We present the implementation of two grand canonical ensemble approaches in the open-source computational chemistry software CP2K that go beyond the existing canonical ensemble paradigm (Chai, Z.; Luber, S. Under Review). The first approach is based on implicit solvent models and explicit atomistic solute (electrode with/without adsorbed species) models, and includes two recent developments: Grand canonical self-consistent field (GC-SCF) method (J. Chem. Phys. 146, 114104 (2017)) allowing the electron number of the system to fluctuate naturally and accordingly with the experimental electrode potential. Planar counter charge (PCC) (J. Chem. Phys. 150, 041722 (2019), Phy. Rev. B 68, 245416 (2003)) salt model completely screening the net charge of the electrode model. In contrast with previous studies, in our implementation, the work function (absolute electrode potential if the potential drop at the electrolyte-vacuum interface is omitted) is the constrained quantity during a self-consistent field (SCF) optimization instead of the Fermi energy. The second approach (referred to as the two-surface method and the numerical titration method) (Phys. Rev. Lett. 88, 213002 (2002), J. Chem. Phys. 122, 234505 (2005), J. Am. Chem. Soc. 126(12), 3928–3938 (2004)) is based on fully explicit modeling of solvent molecules and ions. It is used to calculate the electron chemical potential corresponding to an equilibrium electrochemical half-reaction (M^(n+m)+ + n e^(-) ⇌ M^m+) which involves DFT molecular dynamics. This opens the way for forefront electrochemical calculations in CP2K for a broad range of systems.

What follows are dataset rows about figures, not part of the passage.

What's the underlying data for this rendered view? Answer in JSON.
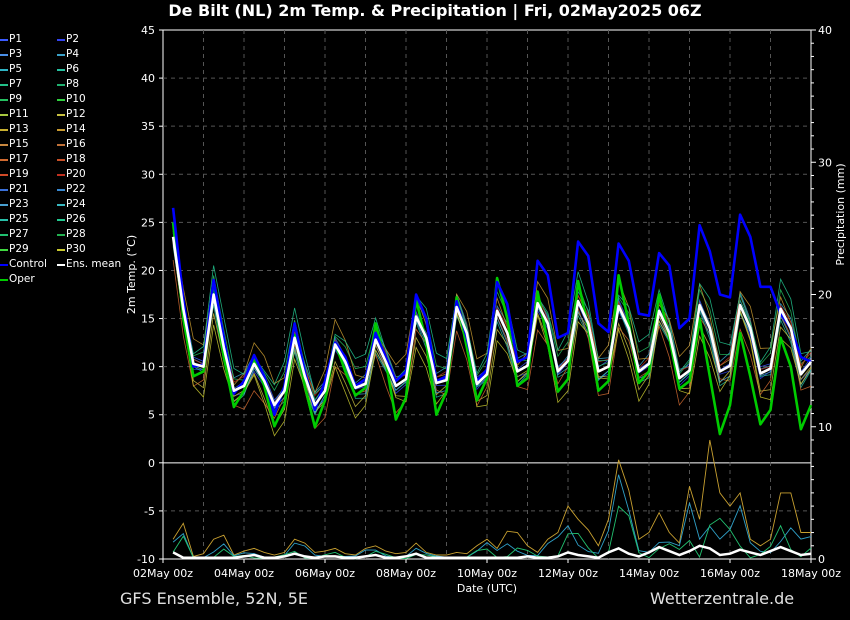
{
  "title": "De Bilt  (NL)  2m Temp. & Precipitation | Fri, 02May2025 06Z",
  "footer": {
    "model": "GFS Ensemble, 52N, 5E",
    "source": "Wetterzentrale.de"
  },
  "legend": [
    {
      "label": "P1",
      "color": "#3b5bff"
    },
    {
      "label": "P2",
      "color": "#3344ee"
    },
    {
      "label": "P3",
      "color": "#4a8fe8"
    },
    {
      "label": "P4",
      "color": "#3aa0c8"
    },
    {
      "label": "P5",
      "color": "#2fb4c4"
    },
    {
      "label": "P6",
      "color": "#26c0a0"
    },
    {
      "label": "P7",
      "color": "#22c088"
    },
    {
      "label": "P8",
      "color": "#20b070"
    },
    {
      "label": "P9",
      "color": "#25c060"
    },
    {
      "label": "P10",
      "color": "#30d040"
    },
    {
      "label": "P11",
      "color": "#a8c840"
    },
    {
      "label": "P12",
      "color": "#c8c040"
    },
    {
      "label": "P13",
      "color": "#c8b030"
    },
    {
      "label": "P14",
      "color": "#c89a30"
    },
    {
      "label": "P15",
      "color": "#c88840"
    },
    {
      "label": "P16",
      "color": "#c07038"
    },
    {
      "label": "P17",
      "color": "#d06a30"
    },
    {
      "label": "P18",
      "color": "#c85028"
    },
    {
      "label": "P19",
      "color": "#d04a28"
    },
    {
      "label": "P20",
      "color": "#c03020"
    },
    {
      "label": "P21",
      "color": "#3a70d8"
    },
    {
      "label": "P22",
      "color": "#3888d0"
    },
    {
      "label": "P23",
      "color": "#48a0d0"
    },
    {
      "label": "P24",
      "color": "#38b8c0"
    },
    {
      "label": "P25",
      "color": "#28c0a8"
    },
    {
      "label": "P26",
      "color": "#22c890"
    },
    {
      "label": "P27",
      "color": "#20c070"
    },
    {
      "label": "P28",
      "color": "#22b050"
    },
    {
      "label": "P29",
      "color": "#40d840"
    },
    {
      "label": "P30",
      "color": "#c8c830"
    },
    {
      "label": "Control",
      "color": "#0000ff"
    },
    {
      "label": "Ens. mean",
      "color": "#ffffff"
    },
    {
      "label": "Oper",
      "color": "#00cc00"
    }
  ],
  "chart_data": {
    "type": "line",
    "xlabel": "Date (UTC)",
    "ylabel": "2m Temp. (°C)",
    "y2label": "Precipitation (mm)",
    "x_ticks": [
      "02May 00z",
      "04May 00z",
      "06May 00z",
      "08May 00z",
      "10May 00z",
      "12May 00z",
      "14May 00z",
      "16May 00z",
      "18May 00z"
    ],
    "x_range_hours": [
      0,
      384
    ],
    "x_step_hours": 6,
    "ylim": [
      -10,
      45
    ],
    "y_ticks": [
      -10,
      -5,
      0,
      5,
      10,
      15,
      20,
      25,
      30,
      35,
      40,
      45
    ],
    "y2lim": [
      0,
      40
    ],
    "y2_ticks": [
      0,
      10,
      20,
      30,
      40
    ],
    "grid": true,
    "series": [
      {
        "name": "Control",
        "color": "#0000ff",
        "x": [
          6,
          12,
          18,
          24,
          30,
          36,
          42,
          48,
          54,
          60,
          66,
          72,
          78,
          84,
          90,
          96,
          102,
          108,
          114,
          120,
          126,
          132,
          138,
          144,
          150,
          156,
          162,
          168,
          174,
          180,
          186,
          192,
          198,
          204,
          210,
          216,
          222,
          228,
          234,
          240,
          246,
          252,
          258,
          264,
          270,
          276,
          282,
          288,
          294,
          300,
          306,
          312,
          318,
          324,
          330,
          336,
          342,
          348,
          354,
          360,
          366,
          372,
          378,
          384
        ],
        "values": [
          26.5,
          17,
          10,
          10.2,
          19,
          13,
          7.2,
          8.5,
          11.2,
          9,
          5,
          8,
          14.5,
          9.5,
          5.5,
          8.5,
          12.5,
          11,
          8,
          8.7,
          13.5,
          11,
          8.5,
          9.5,
          17.5,
          15,
          8.5,
          9,
          16.8,
          13,
          8.5,
          9.7,
          18.8,
          16.5,
          10.5,
          11,
          21,
          19.5,
          13,
          13.5,
          23,
          21.5,
          14.5,
          13.6,
          22.8,
          21,
          15.5,
          15.3,
          21.8,
          20.5,
          14,
          15,
          24.7,
          22,
          17.5,
          17.2,
          25.8,
          23.5,
          18.3,
          18.3,
          15.5,
          14,
          11,
          10.5
        ]
      },
      {
        "name": "Ens. mean",
        "color": "#ffffff",
        "x": [
          6,
          12,
          18,
          24,
          30,
          36,
          42,
          48,
          54,
          60,
          66,
          72,
          78,
          84,
          90,
          96,
          102,
          108,
          114,
          120,
          126,
          132,
          138,
          144,
          150,
          156,
          162,
          168,
          174,
          180,
          186,
          192,
          198,
          204,
          210,
          216,
          222,
          228,
          234,
          240,
          246,
          252,
          258,
          264,
          270,
          276,
          282,
          288,
          294,
          300,
          306,
          312,
          318,
          324,
          330,
          336,
          342,
          348,
          354,
          360,
          366,
          372,
          378,
          384
        ],
        "values": [
          23.5,
          16,
          10.3,
          10,
          17.5,
          12,
          7.5,
          8,
          10.3,
          8.5,
          6,
          7.5,
          13,
          9,
          6,
          7.5,
          12.3,
          10.5,
          7.8,
          8.2,
          12.8,
          10.5,
          8,
          8.7,
          15.2,
          13,
          8.3,
          8.6,
          16.2,
          13.5,
          8.2,
          9.2,
          15.8,
          13.5,
          9.5,
          10.1,
          16.6,
          14.5,
          9.5,
          10.6,
          16.8,
          14.5,
          9.5,
          10,
          16.3,
          14,
          9.5,
          10.3,
          15.8,
          13.5,
          8.8,
          9.6,
          16.4,
          14,
          9.5,
          10.1,
          16.4,
          14,
          9.3,
          9.8,
          16,
          14,
          9.2,
          10.5
        ]
      },
      {
        "name": "Oper",
        "color": "#00cc00",
        "x": [
          6,
          12,
          18,
          24,
          30,
          36,
          42,
          48,
          54,
          60,
          66,
          72,
          78,
          84,
          90,
          96,
          102,
          108,
          114,
          120,
          126,
          132,
          138,
          144,
          150,
          156,
          162,
          168,
          174,
          180,
          186,
          192,
          198,
          204,
          210,
          216,
          222,
          228,
          234,
          240,
          246,
          252,
          258,
          264,
          270,
          276,
          282,
          288,
          294,
          300,
          306,
          312,
          318,
          324,
          330,
          336,
          342,
          348,
          354,
          360,
          366,
          372,
          378,
          384
        ],
        "values": [
          25,
          15,
          9,
          9.5,
          18,
          11,
          5.8,
          7.5,
          10.8,
          8,
          3.8,
          6,
          13.3,
          8,
          3.7,
          6.5,
          12.5,
          9.5,
          7,
          7.8,
          14.5,
          10.5,
          4.5,
          6.8,
          17,
          12.5,
          5,
          7.4,
          17.2,
          12,
          6.5,
          8.8,
          19.2,
          15,
          8,
          8.8,
          17.8,
          12.5,
          7.4,
          8.7,
          18.9,
          14,
          7.5,
          8.5,
          19.5,
          14.5,
          8.3,
          9.5,
          17.5,
          13,
          7.7,
          8.5,
          15,
          9,
          3,
          6,
          13.5,
          9,
          4,
          5.5,
          13,
          10,
          3.5,
          6
        ]
      }
    ],
    "ensemble_spread": [
      {
        "name": "P1",
        "color": "#3b5bff",
        "offset": 0.7
      },
      {
        "name": "P2",
        "color": "#3344ee",
        "offset": -0.8
      },
      {
        "name": "P4",
        "color": "#3aa0c8",
        "offset": 1.4
      },
      {
        "name": "P6",
        "color": "#26c0a0",
        "offset": -1.5
      },
      {
        "name": "P9",
        "color": "#25c060",
        "offset": 2.0
      },
      {
        "name": "P12",
        "color": "#c8c040",
        "offset": -2.2
      },
      {
        "name": "P14",
        "color": "#c89a30",
        "offset": 2.6
      },
      {
        "name": "P17",
        "color": "#d06a30",
        "offset": -2.8
      },
      {
        "name": "P20",
        "color": "#c03020",
        "offset": 1.0
      },
      {
        "name": "P23",
        "color": "#48a0d0",
        "offset": -1.1
      },
      {
        "name": "P26",
        "color": "#22c890",
        "offset": 3.2
      },
      {
        "name": "P30",
        "color": "#c8c830",
        "offset": -3.3
      }
    ],
    "precipitation": {
      "x": [
        6,
        12,
        18,
        24,
        30,
        36,
        42,
        48,
        54,
        60,
        66,
        72,
        78,
        84,
        90,
        96,
        102,
        108,
        114,
        120,
        126,
        132,
        138,
        144,
        150,
        156,
        162,
        168,
        174,
        180,
        186,
        192,
        198,
        204,
        210,
        216,
        222,
        228,
        234,
        240,
        246,
        252,
        258,
        264,
        270,
        276,
        282,
        288,
        294,
        300,
        306,
        312,
        318,
        324,
        330,
        336,
        342,
        348,
        354,
        360,
        366,
        372,
        378,
        384
      ],
      "mean": [
        0.5,
        0.1,
        0.1,
        0.1,
        0.1,
        0.1,
        0.1,
        0.2,
        0.3,
        0.1,
        0.1,
        0.2,
        0.4,
        0.2,
        0.1,
        0.2,
        0.2,
        0.1,
        0.1,
        0.2,
        0.3,
        0.1,
        0.1,
        0.2,
        0.4,
        0.1,
        0.1,
        0.1,
        0.1,
        0.1,
        0.1,
        0.1,
        0.1,
        0.1,
        0.1,
        0.2,
        0.1,
        0.1,
        0.2,
        0.5,
        0.3,
        0.2,
        0.1,
        0.5,
        0.8,
        0.4,
        0.2,
        0.5,
        0.9,
        0.6,
        0.3,
        0.6,
        1.0,
        0.8,
        0.3,
        0.4,
        0.7,
        0.5,
        0.3,
        0.6,
        0.9,
        0.6,
        0.3,
        0.4
      ],
      "max": [
        1.5,
        2.7,
        0.2,
        0.4,
        1.5,
        1.8,
        0.3,
        0.6,
        0.8,
        0.5,
        0.3,
        0.5,
        1.5,
        1.2,
        0.5,
        0.6,
        0.8,
        0.4,
        0.3,
        0.8,
        1.0,
        0.6,
        0.4,
        0.5,
        1.2,
        0.5,
        0.3,
        0.3,
        0.5,
        0.4,
        1.0,
        1.5,
        0.8,
        2.1,
        2.0,
        1.0,
        0.5,
        1.5,
        2.0,
        4.0,
        3.0,
        2.2,
        1.0,
        3.0,
        7.5,
        5.2,
        1.5,
        2.0,
        3.5,
        2.0,
        1.2,
        5.5,
        3.0,
        9.0,
        5.0,
        4.0,
        5.0,
        1.5,
        1.0,
        1.5,
        5.0,
        5.0,
        2.0,
        2.0
      ]
    }
  }
}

In the self-consistent continuum solvation (SCCS) approach (J. Chem. Phys. 136, 064102 (2012)), the analytical expressions of the local solute-solvent interface functions determine the interface function and dielectric function values at a given real space position based solely on the electron density at that position, completely disregarding the surrounding electron density distribution. Therefore, the low electron density areas inside the solute will be identified by the algorithm as regions where implicit solvent exists, thereby resulting in the emergence of non-physical implicit solvent regions within the solute and even potentially leading to the divergence catastrophe of Kohn-Sham SCF calculations. We present a new and efficient SCCS implementation based on the solvent-aware interface (J. Chem. Theory Comput. 15, 3, 1996–2009 (2019)) which addresses this issue by utilizing a solute-solvent interface function based on convolution of electron density in the CP2K software package, which is based on the mixed Gaussian and plane waves (GPW) approach (Chai, Z.; Luber, S. To Be Submitted). Our implementation has been tested to successfully eliminate non-physical implicit solvent regions within the solute and achieve good SCF convergence, as demonstrated by test results for both bulk and surface models of liquid H₂O, titanium dioxide, and platinum.